Selbst bei allem Bemühen wird es Ihnen nicht gelingen, jeden Kunden zurück zu gewinnen. Reagieren Sie nicht angesäuert! Bleiben Sie vielmehr in guter Erinnerung. Bereiten Sie diesen Kunden einen schönen Abschied. Die Amerikaner nennen das einen ‚Beautiful Exit’. Und lassen Sie eine Brücke stehen! Es ist schon vorgekommen, dass solch rührendes Bemühen noch Kunden zurückgelockt hat, die zunächst nicht rückkehrbereit waren.

Unerwünschte Kunden nicht zurückholen

Behandeln Sie Ihre abwandernden Kunden fair, auch wenn deren Fairness zu wünschen übrig ließ. Was demnach absolut tabu sein sollte: angeblich verschlampte Kündigungsschreiben, absichtlich nicht bearbeitete Reklamationen, minderwertige letzte Lieferungen, Beschimpfungen und Beleidigungen oder gar üble Nachrede. Bedanken Sie sich vielmehr für die zurückliegende Geschäftsbeziehung und wünschen Sie dem Kunden für die Zukunft viel Erfolg. Machen Sie unerwünschten Kunden aber kein Rückkehr-Angebot. Lassen Sie sich auf ‚Erpressungsversuche’ nicht ein. Wenn ein unerwünschter Kunde von selbst wieder anklopft: Erhöhen Sie die Konditionen bzw. den Preis. Oder stellen Sie Bedingungen. Akzeptiert er diese, haben Sie aus einem schlechten Kunden womöglich einen guten gemacht.

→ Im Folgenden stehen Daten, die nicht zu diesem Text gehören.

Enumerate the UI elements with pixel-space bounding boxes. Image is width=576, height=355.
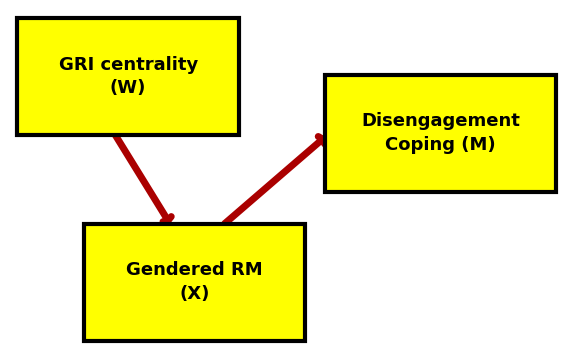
Text: Gendered RM
(X): Gendered RM (X) bbox=[126, 261, 263, 303]
FancyBboxPatch shape bbox=[17, 18, 239, 135]
FancyBboxPatch shape bbox=[325, 75, 556, 192]
Text: GRI centrality
(W): GRI centrality (W) bbox=[59, 55, 198, 97]
FancyBboxPatch shape bbox=[84, 224, 305, 341]
Text: Disengagement
Coping (M): Disengagement Coping (M) bbox=[361, 112, 520, 154]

Machen Sie bei unerwünschten Kunden einen entsprechenden Vermerk in der Kundendatei, damit diese nicht versehentlich doch noch einmal angesprochen werden – oder gar postwendend ein Neukunden-Mailing bekommen (ist alles schon vorgekommen). Prüfen Sie zu einem späteren Zeitpunkt, ob sich ein Zurückgewinnen wieder lohnt. Denn auch bei ehemaligen Kunden kann sich, etwa bedingt durch einen Managementwechsel, einiges ändern.